PWMU.CO – Komisi Pemberantasan Korupsi (KPK) menyoroti praktik pemberian hadiah kepada Guru oleh orang tua murid saat momen kenaikan kelas. Deputi Pendidikan dan Peran Serta Masyarakat KPK, Wawan Wardiana, menegaskan bahwa pemberian tersebut termasuk dalam kategori gratifikasi bukan rezqi
“Bagaimana mensosialisasikan bahwa gratifikasi itu bukan rejeki? Harus bisa membedakan mana rejeki, mana gratifikasi,” kata Wawan, Jum’at (2/5/2025). Deputi KPK itu menambahkan bahwa KPK terus mengupayakan hal ini secara formal maupun non formal dengan melibatkan sekolah, orang tua, dan media — agar masyarakat memahami batasan antara penghargaan yang wajar dan gratifikasi yang melanggar etika serta aturan.

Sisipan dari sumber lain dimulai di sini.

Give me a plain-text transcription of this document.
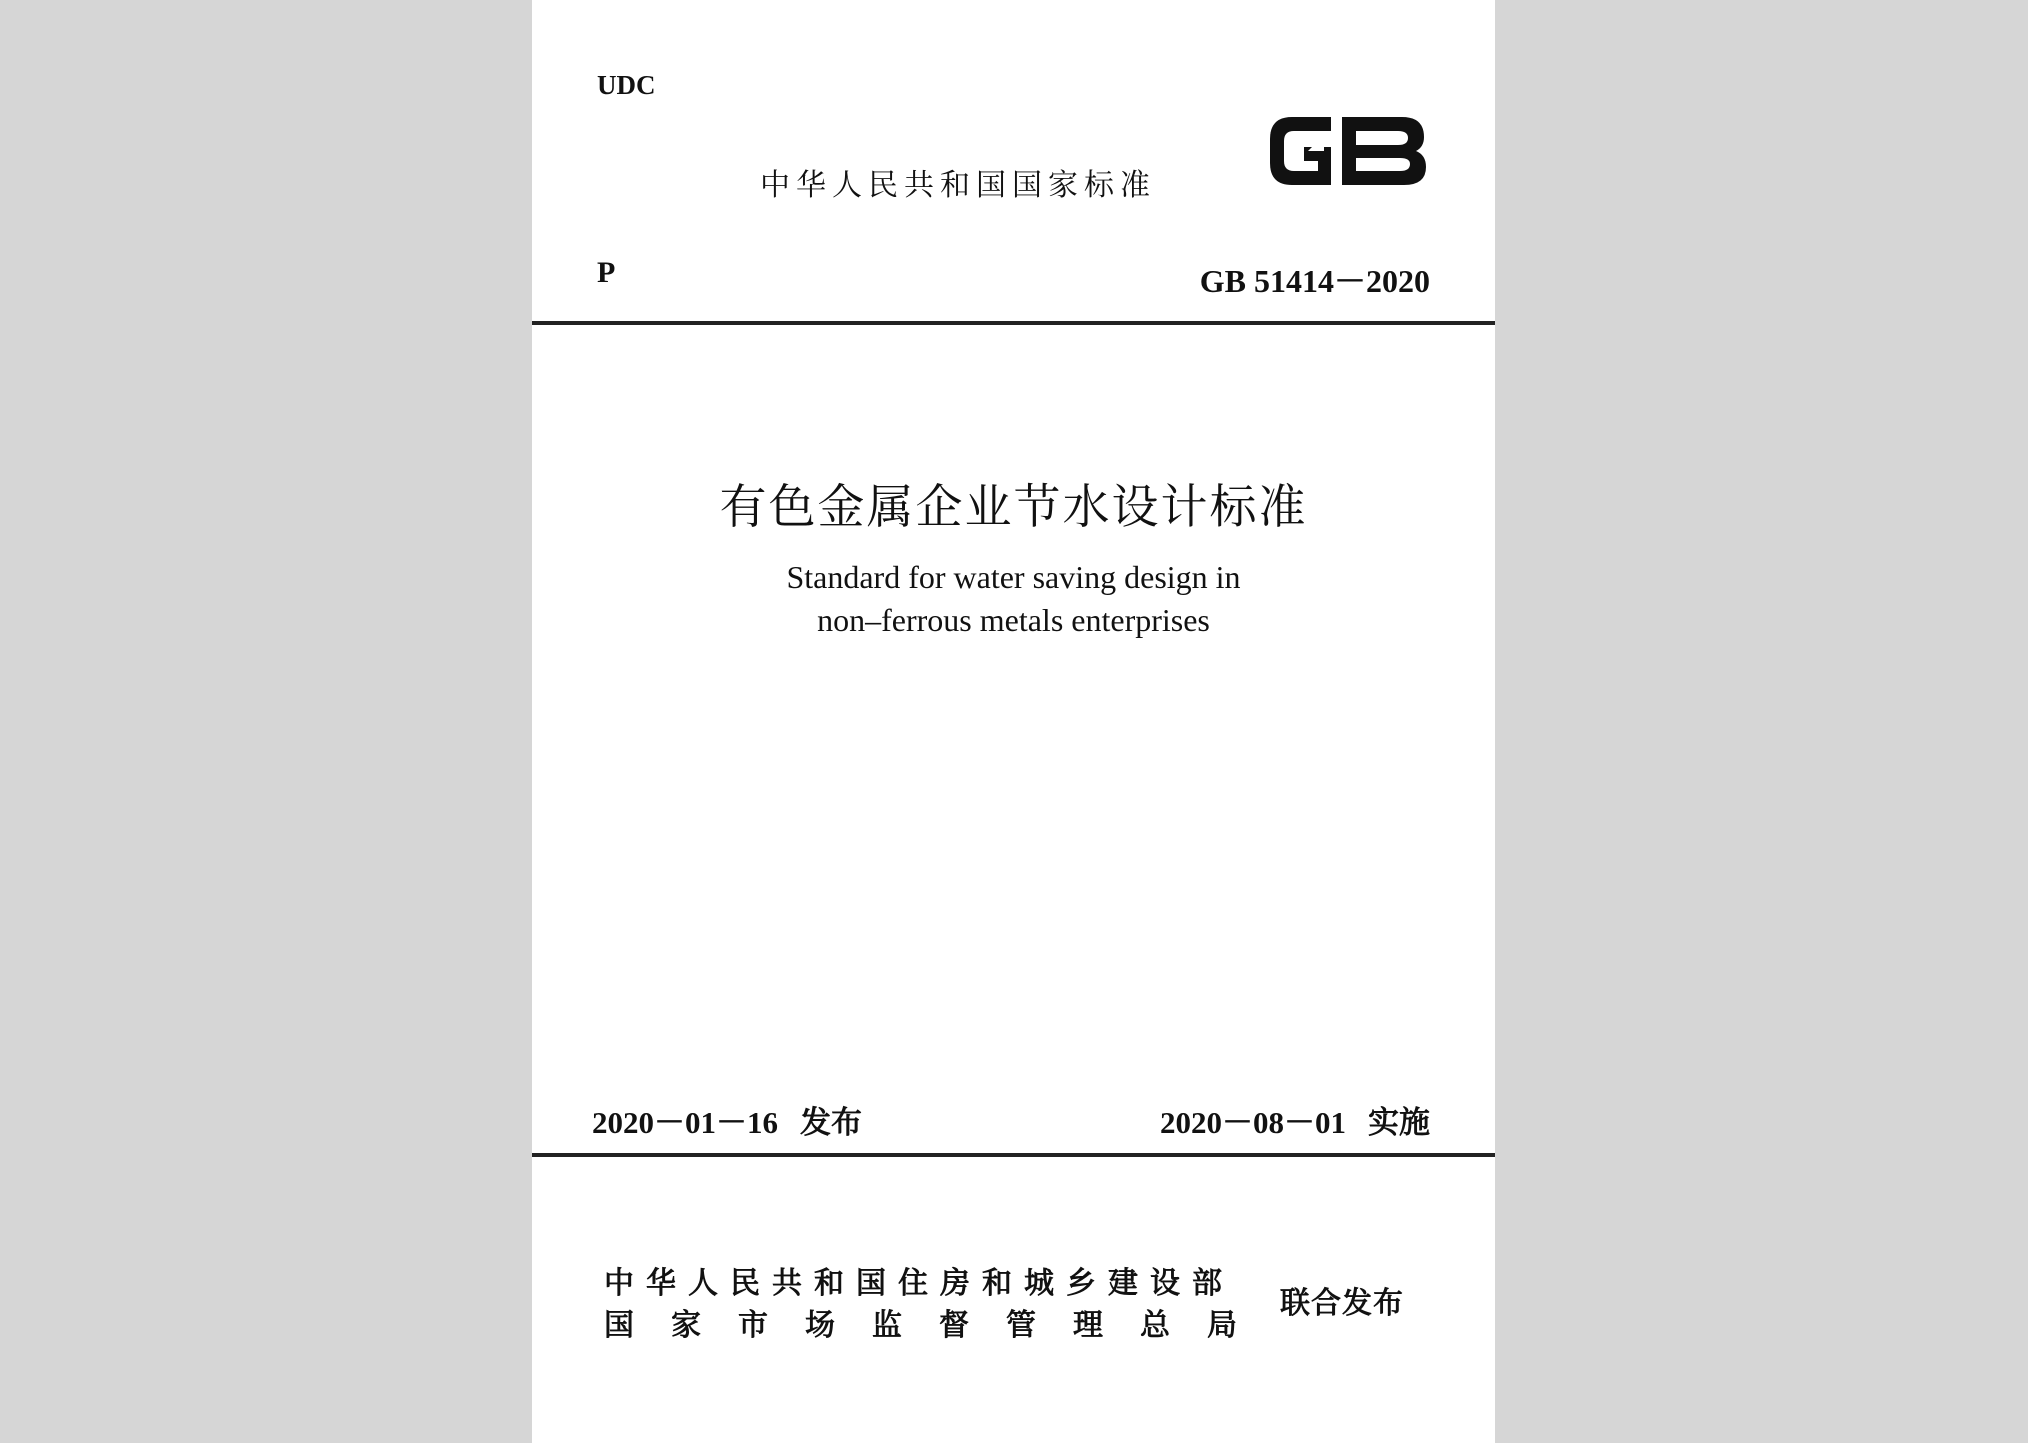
UDC
中华人民共和国国家标准
P	GB 51414－2020
有色金属企业节水设计标准
Standard for water saving design in
non–ferrous metals enterprises
2020－01－16 发布	2020－08－01 实施
中华人民共和国住房和城乡建设部
国家市场监督管理总局
联合发布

Menurut survei Penilaian Integritas Pendidikan 2024, ada 30% guru dan dosen serta 18% kepala sekolah dan rektor yang masih menganggap pemberian hadiah dari siswa atau wali siswa sebagai hal yang wajar. KPK menekankan bahwa tindakan ini berpotensi menjadi celah penyimpangan integritas dalam dunia pendidikan. Oleh karena itu, guru yang menerima hadiah wajib melaporkannya ke Unit Pengendalian Gratifikasi, kemudian diteruskan ke KPK.
Efektivitas kebijakan ini bergantung pada beberapa faktor, seperti tingkat kesadaran, kepatuhan, dan pengawasan di lingkungan pendidikan. KPK telah melakukan berbagai sosialisasi mengenai gratifikasi, tetapi tantangannya adalah bagaimana aturan ini implementasinya konsisten di sekolah-sekolah.

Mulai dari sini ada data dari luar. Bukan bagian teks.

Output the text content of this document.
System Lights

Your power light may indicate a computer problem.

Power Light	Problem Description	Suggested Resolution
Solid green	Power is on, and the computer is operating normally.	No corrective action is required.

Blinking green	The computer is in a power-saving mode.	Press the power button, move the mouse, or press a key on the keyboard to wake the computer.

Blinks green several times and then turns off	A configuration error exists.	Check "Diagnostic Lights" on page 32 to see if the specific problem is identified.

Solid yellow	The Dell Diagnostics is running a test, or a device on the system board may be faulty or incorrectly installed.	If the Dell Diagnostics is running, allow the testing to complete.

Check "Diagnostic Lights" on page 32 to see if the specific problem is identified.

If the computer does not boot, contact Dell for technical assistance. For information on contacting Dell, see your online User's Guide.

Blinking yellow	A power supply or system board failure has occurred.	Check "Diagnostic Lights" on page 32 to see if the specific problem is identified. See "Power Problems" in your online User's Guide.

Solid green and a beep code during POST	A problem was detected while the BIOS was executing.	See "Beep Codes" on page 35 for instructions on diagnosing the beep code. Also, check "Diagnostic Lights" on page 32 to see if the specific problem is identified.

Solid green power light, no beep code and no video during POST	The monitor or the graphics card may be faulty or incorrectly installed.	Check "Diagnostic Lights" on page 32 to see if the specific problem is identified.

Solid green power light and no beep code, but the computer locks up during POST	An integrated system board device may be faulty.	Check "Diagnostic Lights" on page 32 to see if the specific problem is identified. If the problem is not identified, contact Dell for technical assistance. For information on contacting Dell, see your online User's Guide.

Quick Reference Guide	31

Beberapa aspek yang perlu mendapat pertimbangkan dalam pengendalian gratifikasi di lingkungan pendidikan antara lain:
- Kesadaran orang tua dan siswa
Masih adanya anggapan bahwa memberikan hadiah kepada guru merupakan bentuk apresiasi yang wajar menunjukkan perlunya edukasi yang lebih intensif. Masyarakat perlu mendapatkan pemahaman bahwa tindakan tersebut sebagai gratifikasi dan berpotensi melanggar aturan. - Kepatuhan guru dan sekolah
Tidak semua guru menyadari bahwa menerima hadiah dapat termasuk dalam gratifikasi, atau bersedia melaporkannya. Oleh karena itu, dukungan dari kepala sekolah serta peran aktif Unit Pengendalian Gratifikasi sangat penting untuk memastikan kepatuhan terhadap regulasi yang berlaku. - Sanksi dan pengawasan
Tanpa pengawasan yang ketat dan efektif, kebijakan ini berisiko adanya anggapan sebagai formalitas semata. Oleh sebab itu, sistem pelaporan dan tindak lanjut oleh KPK perlu ada penguatan agar kebijakan ini memberikan dampak nyata di lapangan.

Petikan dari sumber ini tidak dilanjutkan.